LOS
OJOS
Buscábamos cada tarde la
compañía del río. Nos conocía desde
niños, cuando yo miraba el perfil de sus pechos y ella imaginaba el éxtasis de
mis labios. Ahora, como adultos, habíamos intimado con un árbol y nos sentábamos
a su sombra para contarle la vida al agua.
Tenía azules los ojos.
-Míralos por dentro, me
decía. Y yo me perdía por aquellos caminos interiores hasta el infinito de su
alma. Estábamos desnudos. La soledad invitaba a mostrarnos como éramos. Yo sólo
veía sus ojos. Adivinaba sus pechos, el bosque encantado de su vientre, la piel
de sus piernas. Pero sólo necesitaba sus ojos para andar por su vida, por sus
sueños.
-Mírame a los ojos, me decía cada noche, cuando el amor,
las caricias, la locura de los labios.
-Mírame a los ojos, cuando
caminábamos, cuando entrelazábamos las manos, cuando brindábamos por la
eternidad.
-Mírame a los ojos. Es la
hondura del cariño, como si hiciéramos
el amor. La caricia más profunda, el
beso más anárquico, el abrazo más envolvente.

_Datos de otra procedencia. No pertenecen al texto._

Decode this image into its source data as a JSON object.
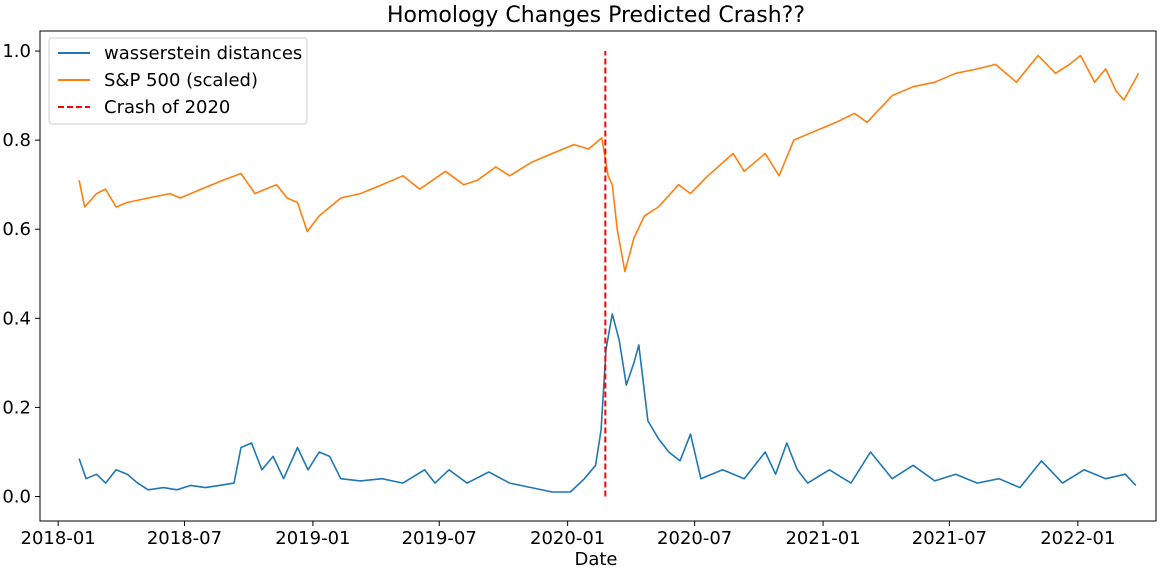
{
  "chart_data": {
    "type": "line",
    "title": "Homology Changes Predicted Crash??",
    "xlabel": "Date",
    "ylabel": "",
    "x_ticks": [
      "2018-01",
      "2018-07",
      "2019-01",
      "2019-07",
      "2020-01",
      "2020-07",
      "2021-01",
      "2021-07",
      "2022-01"
    ],
    "y_ticks": [
      "0.0",
      "0.2",
      "0.4",
      "0.6",
      "0.8",
      "1.0"
    ],
    "xlim": [
      "2017-12-06",
      "2022-04-23"
    ],
    "ylim": [
      -0.055,
      1.045
    ],
    "grid": false,
    "legend_position": "upper-left",
    "series": [
      {
        "name": "wasserstein distances",
        "color": "#1f77b4",
        "points": [
          [
            "2018-01-31",
            0.085
          ],
          [
            "2018-02-10",
            0.04
          ],
          [
            "2018-02-25",
            0.05
          ],
          [
            "2018-03-10",
            0.03
          ],
          [
            "2018-03-25",
            0.06
          ],
          [
            "2018-04-10",
            0.05
          ],
          [
            "2018-04-25",
            0.03
          ],
          [
            "2018-05-10",
            0.015
          ],
          [
            "2018-06-01",
            0.02
          ],
          [
            "2018-06-20",
            0.015
          ],
          [
            "2018-07-10",
            0.025
          ],
          [
            "2018-07-31",
            0.02
          ],
          [
            "2018-08-20",
            0.025
          ],
          [
            "2018-09-10",
            0.03
          ],
          [
            "2018-09-20",
            0.11
          ],
          [
            "2018-10-05",
            0.12
          ],
          [
            "2018-10-20",
            0.06
          ],
          [
            "2018-11-05",
            0.09
          ],
          [
            "2018-11-20",
            0.04
          ],
          [
            "2018-12-10",
            0.11
          ],
          [
            "2018-12-25",
            0.06
          ],
          [
            "2019-01-10",
            0.1
          ],
          [
            "2019-01-25",
            0.09
          ],
          [
            "2019-02-10",
            0.04
          ],
          [
            "2019-03-10",
            0.035
          ],
          [
            "2019-04-10",
            0.04
          ],
          [
            "2019-05-10",
            0.03
          ],
          [
            "2019-06-10",
            0.06
          ],
          [
            "2019-06-25",
            0.03
          ],
          [
            "2019-07-15",
            0.06
          ],
          [
            "2019-08-10",
            0.03
          ],
          [
            "2019-09-10",
            0.055
          ],
          [
            "2019-10-10",
            0.03
          ],
          [
            "2019-11-10",
            0.02
          ],
          [
            "2019-12-10",
            0.01
          ],
          [
            "2020-01-05",
            0.01
          ],
          [
            "2020-01-25",
            0.04
          ],
          [
            "2020-02-10",
            0.07
          ],
          [
            "2020-02-18",
            0.15
          ],
          [
            "2020-02-25",
            0.33
          ],
          [
            "2020-03-05",
            0.41
          ],
          [
            "2020-03-15",
            0.35
          ],
          [
            "2020-03-25",
            0.25
          ],
          [
            "2020-04-05",
            0.3
          ],
          [
            "2020-04-12",
            0.34
          ],
          [
            "2020-04-25",
            0.17
          ],
          [
            "2020-05-10",
            0.13
          ],
          [
            "2020-05-25",
            0.1
          ],
          [
            "2020-06-10",
            0.08
          ],
          [
            "2020-06-25",
            0.14
          ],
          [
            "2020-07-10",
            0.04
          ],
          [
            "2020-08-10",
            0.06
          ],
          [
            "2020-09-10",
            0.04
          ],
          [
            "2020-10-10",
            0.1
          ],
          [
            "2020-10-25",
            0.05
          ],
          [
            "2020-11-10",
            0.12
          ],
          [
            "2020-11-25",
            0.06
          ],
          [
            "2020-12-10",
            0.03
          ],
          [
            "2021-01-10",
            0.06
          ],
          [
            "2021-02-10",
            0.03
          ],
          [
            "2021-03-10",
            0.1
          ],
          [
            "2021-04-10",
            0.04
          ],
          [
            "2021-05-10",
            0.07
          ],
          [
            "2021-06-10",
            0.035
          ],
          [
            "2021-07-10",
            0.05
          ],
          [
            "2021-08-10",
            0.03
          ],
          [
            "2021-09-10",
            0.04
          ],
          [
            "2021-10-10",
            0.02
          ],
          [
            "2021-11-10",
            0.08
          ],
          [
            "2021-12-10",
            0.03
          ],
          [
            "2022-01-10",
            0.06
          ],
          [
            "2022-02-10",
            0.04
          ],
          [
            "2022-03-10",
            0.05
          ],
          [
            "2022-03-25",
            0.025
          ]
        ]
      },
      {
        "name": "S&P 500 (scaled)",
        "color": "#ff7f0e",
        "points": [
          [
            "2018-01-31",
            0.71
          ],
          [
            "2018-02-08",
            0.65
          ],
          [
            "2018-02-25",
            0.68
          ],
          [
            "2018-03-10",
            0.69
          ],
          [
            "2018-03-25",
            0.65
          ],
          [
            "2018-04-10",
            0.66
          ],
          [
            "2018-05-10",
            0.67
          ],
          [
            "2018-06-10",
            0.68
          ],
          [
            "2018-06-25",
            0.67
          ],
          [
            "2018-07-25",
            0.69
          ],
          [
            "2018-08-25",
            0.71
          ],
          [
            "2018-09-20",
            0.725
          ],
          [
            "2018-10-10",
            0.68
          ],
          [
            "2018-10-25",
            0.69
          ],
          [
            "2018-11-10",
            0.7
          ],
          [
            "2018-11-25",
            0.67
          ],
          [
            "2018-12-10",
            0.66
          ],
          [
            "2018-12-24",
            0.595
          ],
          [
            "2019-01-10",
            0.63
          ],
          [
            "2019-02-10",
            0.67
          ],
          [
            "2019-03-10",
            0.68
          ],
          [
            "2019-04-10",
            0.7
          ],
          [
            "2019-05-10",
            0.72
          ],
          [
            "2019-06-03",
            0.69
          ],
          [
            "2019-07-10",
            0.73
          ],
          [
            "2019-08-05",
            0.7
          ],
          [
            "2019-08-25",
            0.71
          ],
          [
            "2019-09-20",
            0.74
          ],
          [
            "2019-10-10",
            0.72
          ],
          [
            "2019-11-10",
            0.75
          ],
          [
            "2019-12-10",
            0.77
          ],
          [
            "2020-01-10",
            0.79
          ],
          [
            "2020-01-31",
            0.78
          ],
          [
            "2020-02-19",
            0.805
          ],
          [
            "2020-02-28",
            0.72
          ],
          [
            "2020-03-05",
            0.7
          ],
          [
            "2020-03-12",
            0.6
          ],
          [
            "2020-03-23",
            0.505
          ],
          [
            "2020-04-05",
            0.58
          ],
          [
            "2020-04-20",
            0.63
          ],
          [
            "2020-05-10",
            0.65
          ],
          [
            "2020-06-08",
            0.7
          ],
          [
            "2020-06-25",
            0.68
          ],
          [
            "2020-07-20",
            0.72
          ],
          [
            "2020-08-25",
            0.77
          ],
          [
            "2020-09-10",
            0.73
          ],
          [
            "2020-10-10",
            0.77
          ],
          [
            "2020-10-30",
            0.72
          ],
          [
            "2020-11-20",
            0.8
          ],
          [
            "2020-12-20",
            0.82
          ],
          [
            "2021-01-20",
            0.84
          ],
          [
            "2021-02-15",
            0.86
          ],
          [
            "2021-03-05",
            0.84
          ],
          [
            "2021-04-10",
            0.9
          ],
          [
            "2021-05-10",
            0.92
          ],
          [
            "2021-06-10",
            0.93
          ],
          [
            "2021-07-10",
            0.95
          ],
          [
            "2021-08-10",
            0.96
          ],
          [
            "2021-09-05",
            0.97
          ],
          [
            "2021-10-05",
            0.93
          ],
          [
            "2021-11-05",
            0.99
          ],
          [
            "2021-11-30",
            0.95
          ],
          [
            "2021-12-20",
            0.97
          ],
          [
            "2022-01-05",
            0.99
          ],
          [
            "2022-01-25",
            0.93
          ],
          [
            "2022-02-10",
            0.96
          ],
          [
            "2022-02-25",
            0.91
          ],
          [
            "2022-03-08",
            0.89
          ],
          [
            "2022-03-29",
            0.95
          ]
        ]
      }
    ],
    "annotations": [
      {
        "type": "vline",
        "name": "Crash of 2020",
        "x": "2020-02-24",
        "y_range": [
          0.0,
          1.0
        ],
        "color": "#ff0000",
        "style": "dashed"
      }
    ]
  }
}
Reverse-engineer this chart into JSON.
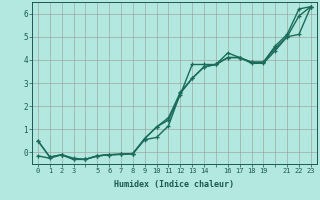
{
  "xlabel": "Humidex (Indice chaleur)",
  "background_color": "#b2e8e0",
  "grid_color": "#888888",
  "line_color": "#1a6b5a",
  "x_hours": [
    0,
    1,
    2,
    3,
    4,
    5,
    6,
    7,
    8,
    9,
    10,
    11,
    12,
    13,
    14,
    15,
    16,
    17,
    18,
    19,
    20,
    21,
    22,
    23
  ],
  "line1_y": [
    0.5,
    -0.2,
    -0.1,
    -0.3,
    -0.3,
    -0.15,
    -0.1,
    -0.08,
    -0.05,
    0.6,
    1.1,
    1.4,
    2.5,
    3.8,
    3.8,
    3.8,
    4.3,
    4.1,
    3.9,
    3.9,
    4.6,
    5.1,
    6.2,
    6.3
  ],
  "line2_y": [
    0.5,
    -0.2,
    -0.1,
    -0.3,
    -0.3,
    -0.15,
    -0.1,
    -0.08,
    -0.05,
    0.6,
    1.1,
    1.5,
    2.6,
    3.2,
    3.7,
    3.8,
    4.1,
    4.1,
    3.9,
    3.9,
    4.5,
    5.0,
    5.1,
    6.3
  ],
  "line3_y": [
    -0.15,
    -0.25,
    -0.1,
    -0.25,
    -0.3,
    -0.15,
    -0.1,
    -0.08,
    -0.05,
    0.55,
    0.65,
    1.15,
    2.55,
    3.2,
    3.7,
    3.8,
    4.1,
    4.1,
    3.85,
    3.85,
    4.4,
    5.0,
    5.9,
    6.3
  ],
  "ylim": [
    -0.5,
    6.5
  ],
  "xlim": [
    -0.5,
    23.5
  ],
  "yticks": [
    0,
    1,
    2,
    3,
    4,
    5,
    6
  ],
  "skip_xticks": [
    4,
    15,
    20
  ]
}
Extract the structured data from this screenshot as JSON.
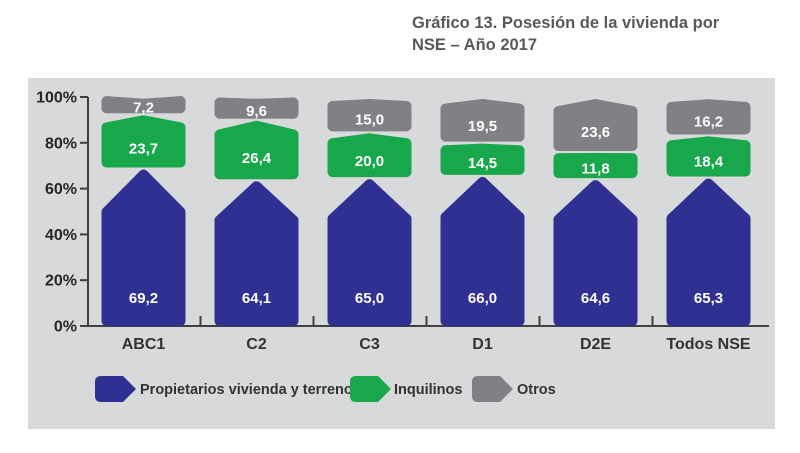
{
  "title": {
    "line1": "Gráfico 13. Posesión de la vivienda por",
    "line2": "NSE – Año 2017"
  },
  "colors": {
    "panel": "#d8d9da",
    "blue": "#2e3192",
    "green": "#18a84b",
    "gray": "#7f8184",
    "axis": "#3f4040",
    "category_text": "#333333",
    "tick_text": "#262626",
    "value_text": "#ffffff",
    "legend_text": "#333333",
    "title_text": "#58595b"
  },
  "chart_data": {
    "type": "bar",
    "stacked": true,
    "title": "Gráfico 13. Posesión de la vivienda por NSE – Año 2017",
    "categories": [
      "ABC1",
      "C2",
      "C3",
      "D1",
      "D2E",
      "Todos NSE"
    ],
    "series": [
      {
        "name": "Propietarios vivienda y terreno",
        "color_key": "blue",
        "values": [
          69.2,
          64.1,
          65.0,
          66.0,
          64.6,
          65.3
        ],
        "labels": [
          "69,2",
          "64,1",
          "65,0",
          "66,0",
          "64,6",
          "65,3"
        ]
      },
      {
        "name": "Inquilinos",
        "color_key": "green",
        "values": [
          23.7,
          26.4,
          20.0,
          14.5,
          11.8,
          18.4
        ],
        "labels": [
          "23,7",
          "26,4",
          "20,0",
          "14,5",
          "11,8",
          "18,4"
        ]
      },
      {
        "name": "Otros",
        "color_key": "gray",
        "values": [
          7.2,
          9.6,
          15.0,
          19.5,
          23.6,
          16.2
        ],
        "labels": [
          "7,2",
          "9,6",
          "15,0",
          "19,5",
          "23,6",
          "16,2"
        ]
      }
    ],
    "y_ticks": [
      "0%",
      "20%",
      "40%",
      "60%",
      "80%",
      "100%"
    ],
    "ylim": [
      0,
      100
    ],
    "grid": false,
    "legend_position": "bottom"
  }
}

Nos desnudamos frente al río,
bajo la sombra del árbol cómplice, bajo su cúpula verde. Iba a andarle los
ojos, a perderme en sus pasillos azules, en sus barandales de luz. Pero ella,
por primera vez desde que la conocía, llevaba gafas oscuras, muy oscuras.
Negras, pensé. Y me lo dijo de repente: Ya nunca verás mis ojos. Los he
guardado para siempre, para el sol, para la luna, para el viento. Tal vez para
nadie. Pero ya nunca verás mis ojos.
Me fui despacio, dejando
atrás la vida. Ya para siempre ciego. A tientas
en la oscuridad espesa, en la oscuridad de piedra, en la oscuridad impenetrable.
No sé qué fue de sus ojos. Tampoco nunca supe qué fue de mí.